The team also aims to plug in other Proof of Work tokens (like KAS, LTC, and XMR) into this framework. Fairchild has noted how this could enhance and diversify revenue streams as TAO Hash grows:

“I see us mining a solo block within the month. Getting the TAO Hash name as a block producer on the Bitcoin chain. I think expanding to other PoW chains is especially important, given the revenue streams they'll bring (multipools, as mentioned). Also the possibility of appreciation that protocols like Kaspa are expected to see. I see the Alpha becoming a medium of exchange for all these assets, and a better alternative to FPPS, that's much more decentralized than the incumbent centralized mining pools.”

An example multipool is MoneroOcean, which allows miners to point their rigs for other altcoins (like LTC) and still get paid out in XMR. This may be attractive for miners who value privacy and effectively untraceable holdings. Allowing PoW altcoins into the subnet framework would allow for instantly swapping unwanted altcoins for SN14 in a similar fashion. The subnet could also potentially take a small fee of all the volume within the newly created liquidity pools.

Role in the Bittensor Ecosystem

Some users in the community have complained about TAO Hash’s rapid ascent as it has perhaps vacuumed emissions away from other subnets. Isn’t Bittensor supposed to be about creating decentralized machine intelligence? If that is the case, what is the ecosystem doing mining Bitcoin?
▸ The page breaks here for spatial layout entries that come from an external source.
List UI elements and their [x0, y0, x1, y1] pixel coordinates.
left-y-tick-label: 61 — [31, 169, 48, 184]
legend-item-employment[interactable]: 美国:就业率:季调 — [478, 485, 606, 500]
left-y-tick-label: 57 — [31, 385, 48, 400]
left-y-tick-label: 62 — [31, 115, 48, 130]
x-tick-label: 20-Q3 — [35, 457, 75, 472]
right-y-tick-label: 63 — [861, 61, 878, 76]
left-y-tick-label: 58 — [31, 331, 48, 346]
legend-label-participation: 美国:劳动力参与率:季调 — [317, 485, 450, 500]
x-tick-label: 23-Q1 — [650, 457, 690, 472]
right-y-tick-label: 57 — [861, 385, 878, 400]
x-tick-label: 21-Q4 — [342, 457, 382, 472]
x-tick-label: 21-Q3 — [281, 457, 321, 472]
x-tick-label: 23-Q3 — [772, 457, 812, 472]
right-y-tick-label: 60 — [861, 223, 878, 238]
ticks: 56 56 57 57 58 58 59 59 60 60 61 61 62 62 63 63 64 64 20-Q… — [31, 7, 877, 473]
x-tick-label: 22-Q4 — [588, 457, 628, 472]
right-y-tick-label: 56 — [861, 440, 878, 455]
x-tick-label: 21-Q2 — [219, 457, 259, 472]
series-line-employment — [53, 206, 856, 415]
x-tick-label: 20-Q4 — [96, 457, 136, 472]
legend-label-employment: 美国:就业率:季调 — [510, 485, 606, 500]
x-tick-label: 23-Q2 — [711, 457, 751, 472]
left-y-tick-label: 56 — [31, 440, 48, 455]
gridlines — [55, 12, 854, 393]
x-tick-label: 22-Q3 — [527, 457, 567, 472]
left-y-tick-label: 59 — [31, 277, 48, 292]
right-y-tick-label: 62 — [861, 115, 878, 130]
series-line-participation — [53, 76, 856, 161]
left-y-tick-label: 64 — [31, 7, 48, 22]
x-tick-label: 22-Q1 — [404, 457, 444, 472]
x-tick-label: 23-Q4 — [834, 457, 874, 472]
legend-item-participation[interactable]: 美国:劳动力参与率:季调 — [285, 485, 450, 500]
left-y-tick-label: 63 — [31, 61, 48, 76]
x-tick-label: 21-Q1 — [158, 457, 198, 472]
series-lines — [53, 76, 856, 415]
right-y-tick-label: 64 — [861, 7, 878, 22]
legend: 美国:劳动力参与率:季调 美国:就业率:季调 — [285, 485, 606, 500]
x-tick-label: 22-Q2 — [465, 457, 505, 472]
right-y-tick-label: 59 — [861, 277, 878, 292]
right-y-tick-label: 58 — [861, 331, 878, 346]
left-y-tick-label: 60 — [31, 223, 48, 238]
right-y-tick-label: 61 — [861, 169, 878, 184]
But the better framing is that Bittensor is a flexible incentivization network. Its mechanisms can be used for file storage, Bitcoin mining, AI, and whatever other computational task the market says is valuable. If speculative forces push an oversupply of work towards one task, corrective forces will unavoidably nudge it back in the other direction as the market better understands the mispricing. There will likely be many more projects that launch a subnet that current subnet holders will say is unworthy of the network’s emissions going forward. The market will ultimately separate the wheat from the chaff. The great part about this permissionless system is that users, miners, and validators can all have a say in that price discovery process.

Looking Ahead

TAO Hash is one of many experiments making waves in the ecosystem. Chutes continues to attract thousands of users with its free endpoints for inference. Subnet 5 (formerly OpenKaito) recently climbed the ranks as it transferred ownership to Latent Holdings. Bittensor is even branching into more DeFi applications with Sturdy’s Subnet 10, which functions as an AI-powered yield aggregator. We’ll continue tracking standout subnets in future coverage.